The two phase equivalent circuit is widely used to analyse the permanent magnet synchronous machine. In this blog I will present the two phase equivalent circuit of the PMSM dynamic model.
The three phase electrical dynamic equations can be written as:$$U_a^S=R_sI_a^S+\frac{d\psi_a^S}{dt}\\U_b^S=R_sI_b^S+\frac{d\psi_b^S}{dt}\\U_c^S=R_sI_c^S+\frac{d\psi_c^S}{dt}\tag{1}$$
where the index $S$ denotes the stator coordinate system.

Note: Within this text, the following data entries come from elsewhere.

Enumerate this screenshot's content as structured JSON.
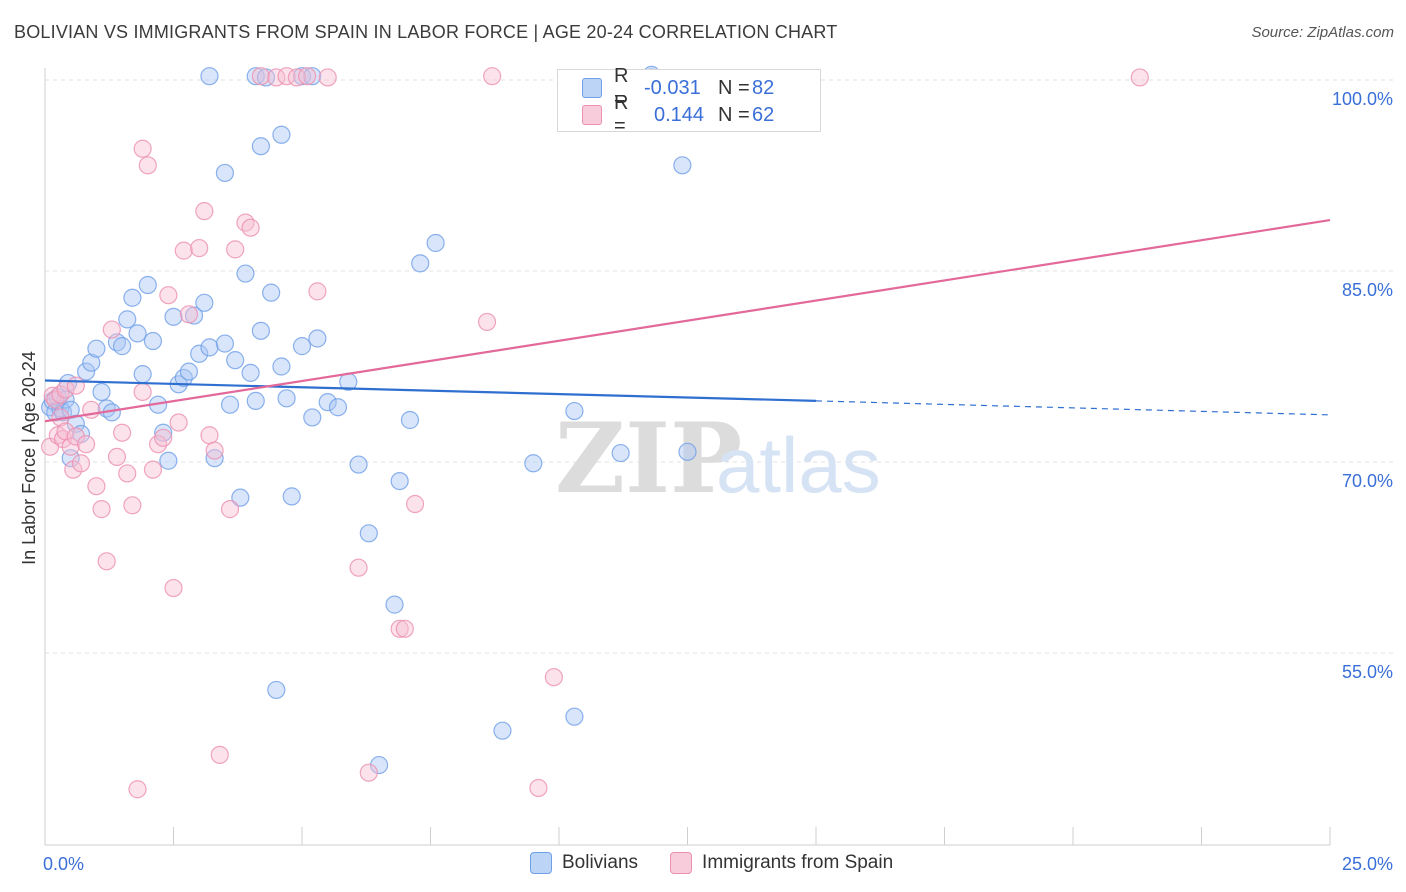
{
  "header": {
    "title": "BOLIVIAN VS IMMIGRANTS FROM SPAIN IN LABOR FORCE | AGE 20-24 CORRELATION CHART",
    "source": "Source: ZipAtlas.com"
  },
  "watermark": {
    "zip": "ZIP",
    "atlas": "atlas"
  },
  "legend": {
    "rows": [
      {
        "r_label": "R =",
        "r_value": "-0.031",
        "n_label": "N =",
        "n_value": "82"
      },
      {
        "r_label": "R =",
        "r_value": "0.144",
        "n_label": "N =",
        "n_value": "62"
      }
    ]
  },
  "chart_data": {
    "type": "scatter",
    "title": "BOLIVIAN VS IMMIGRANTS FROM SPAIN IN LABOR FORCE | AGE 20-24 CORRELATION CHART",
    "xlabel": "",
    "ylabel": "In Labor Force | Age 20-24",
    "xlim": [
      0,
      25
    ],
    "ylim": [
      40,
      102
    ],
    "x_tick_labels": [
      "0.0%",
      "25.0%"
    ],
    "y_ticks": [
      55,
      70,
      85,
      100
    ],
    "y_tick_labels": [
      "55.0%",
      "70.0%",
      "85.0%",
      "100.0%"
    ],
    "grid": true,
    "legend_position": "bottom-center",
    "series": [
      {
        "name": "Bolivians",
        "color": "#6f9fe8",
        "fill": "#a9c6f3",
        "trend": {
          "x0": 0,
          "y0": 76.4,
          "x1": 15,
          "y1": 74.8,
          "dashed_to_x": 25,
          "dashed_to_y": 73.7,
          "color": "#2f6fd0"
        },
        "points": [
          [
            0.1,
            74.3
          ],
          [
            0.15,
            74.8
          ],
          [
            0.2,
            73.9
          ],
          [
            0.25,
            75.1
          ],
          [
            0.3,
            74.2
          ],
          [
            0.35,
            73.9
          ],
          [
            0.4,
            74.9
          ],
          [
            0.45,
            76.2
          ],
          [
            0.5,
            74.1
          ],
          [
            0.6,
            73.0
          ],
          [
            0.7,
            72.2
          ],
          [
            0.5,
            70.3
          ],
          [
            0.8,
            77.1
          ],
          [
            0.9,
            77.8
          ],
          [
            1.0,
            78.9
          ],
          [
            1.1,
            75.5
          ],
          [
            1.2,
            74.2
          ],
          [
            1.3,
            73.9
          ],
          [
            1.4,
            79.4
          ],
          [
            1.5,
            79.1
          ],
          [
            1.6,
            81.2
          ],
          [
            1.7,
            82.9
          ],
          [
            1.8,
            80.1
          ],
          [
            1.9,
            76.9
          ],
          [
            2.0,
            83.9
          ],
          [
            2.1,
            79.5
          ],
          [
            2.2,
            74.5
          ],
          [
            2.3,
            72.3
          ],
          [
            2.4,
            70.1
          ],
          [
            2.5,
            81.4
          ],
          [
            2.6,
            76.1
          ],
          [
            2.7,
            76.6
          ],
          [
            2.8,
            77.1
          ],
          [
            2.9,
            81.5
          ],
          [
            3.0,
            78.5
          ],
          [
            3.1,
            82.5
          ],
          [
            3.2,
            79.0
          ],
          [
            3.3,
            70.3
          ],
          [
            3.5,
            79.3
          ],
          [
            3.6,
            74.5
          ],
          [
            3.7,
            78.0
          ],
          [
            3.8,
            67.2
          ],
          [
            3.9,
            84.8
          ],
          [
            4.0,
            77.0
          ],
          [
            4.1,
            74.8
          ],
          [
            4.2,
            80.3
          ],
          [
            4.4,
            83.3
          ],
          [
            4.5,
            52.1
          ],
          [
            4.6,
            77.5
          ],
          [
            4.7,
            75.0
          ],
          [
            4.8,
            67.3
          ],
          [
            5.0,
            79.1
          ],
          [
            5.2,
            73.5
          ],
          [
            5.3,
            79.7
          ],
          [
            5.5,
            74.7
          ],
          [
            5.7,
            74.3
          ],
          [
            5.9,
            76.3
          ],
          [
            6.1,
            69.8
          ],
          [
            6.3,
            64.4
          ],
          [
            6.5,
            46.2
          ],
          [
            6.8,
            58.8
          ],
          [
            6.9,
            68.5
          ],
          [
            7.1,
            73.3
          ],
          [
            7.3,
            85.6
          ],
          [
            7.6,
            87.2
          ],
          [
            4.2,
            94.8
          ],
          [
            4.6,
            95.7
          ],
          [
            3.5,
            92.7
          ],
          [
            3.2,
            100.3
          ],
          [
            4.1,
            100.3
          ],
          [
            4.3,
            100.2
          ],
          [
            5.0,
            100.3
          ],
          [
            5.2,
            100.3
          ],
          [
            8.9,
            48.9
          ],
          [
            9.5,
            69.9
          ],
          [
            10.3,
            74.0
          ],
          [
            10.3,
            50.0
          ],
          [
            11.2,
            70.7
          ],
          [
            11.8,
            100.2
          ],
          [
            11.8,
            100.4
          ],
          [
            12.5,
            70.8
          ],
          [
            12.4,
            93.3
          ]
        ]
      },
      {
        "name": "Immigrants from Spain",
        "color": "#ec8fb0",
        "fill": "#f7bfd3",
        "trend": {
          "x0": 0,
          "y0": 73.2,
          "x1": 25,
          "y1": 89.0,
          "color": "#e2699a"
        },
        "points": [
          [
            0.1,
            71.2
          ],
          [
            0.15,
            75.2
          ],
          [
            0.2,
            74.9
          ],
          [
            0.25,
            72.1
          ],
          [
            0.3,
            73.5
          ],
          [
            0.35,
            71.8
          ],
          [
            0.4,
            72.4
          ],
          [
            0.5,
            71.2
          ],
          [
            0.55,
            69.4
          ],
          [
            0.6,
            72.0
          ],
          [
            0.7,
            69.9
          ],
          [
            0.8,
            71.4
          ],
          [
            0.9,
            74.1
          ],
          [
            1.0,
            68.1
          ],
          [
            1.1,
            66.3
          ],
          [
            1.2,
            62.2
          ],
          [
            1.3,
            80.4
          ],
          [
            1.4,
            70.4
          ],
          [
            1.5,
            72.3
          ],
          [
            1.6,
            69.1
          ],
          [
            1.7,
            66.6
          ],
          [
            1.8,
            44.3
          ],
          [
            1.9,
            94.6
          ],
          [
            2.0,
            93.3
          ],
          [
            2.1,
            69.4
          ],
          [
            2.2,
            71.4
          ],
          [
            2.3,
            71.9
          ],
          [
            2.4,
            83.1
          ],
          [
            2.5,
            60.1
          ],
          [
            2.6,
            73.1
          ],
          [
            2.7,
            86.6
          ],
          [
            2.8,
            81.6
          ],
          [
            3.0,
            86.8
          ],
          [
            3.1,
            89.7
          ],
          [
            3.2,
            72.1
          ],
          [
            3.3,
            70.9
          ],
          [
            3.4,
            47.0
          ],
          [
            3.6,
            66.3
          ],
          [
            3.7,
            86.7
          ],
          [
            3.9,
            88.8
          ],
          [
            4.0,
            88.4
          ],
          [
            4.2,
            100.3
          ],
          [
            4.5,
            100.2
          ],
          [
            4.7,
            100.3
          ],
          [
            4.9,
            100.2
          ],
          [
            5.1,
            100.3
          ],
          [
            5.3,
            83.4
          ],
          [
            5.5,
            100.2
          ],
          [
            6.1,
            61.7
          ],
          [
            6.3,
            45.6
          ],
          [
            6.9,
            56.9
          ],
          [
            7.0,
            56.9
          ],
          [
            7.2,
            66.7
          ],
          [
            8.6,
            81.0
          ],
          [
            8.7,
            100.3
          ],
          [
            0.3,
            75.3
          ],
          [
            0.4,
            75.7
          ],
          [
            0.6,
            76.0
          ],
          [
            1.9,
            75.5
          ],
          [
            9.6,
            44.4
          ],
          [
            9.9,
            53.1
          ],
          [
            21.3,
            100.2
          ]
        ]
      }
    ]
  }
}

Also the motor model can be express in the rotating coordinate system
$$U^R=R_sI^R+\frac{d\psi^R}{dt}+j\omega\psi^R\tag{2}$$
Now we can write in the two phase equivalent circuit which is rotating with the same frequency as the rotate magnetic field.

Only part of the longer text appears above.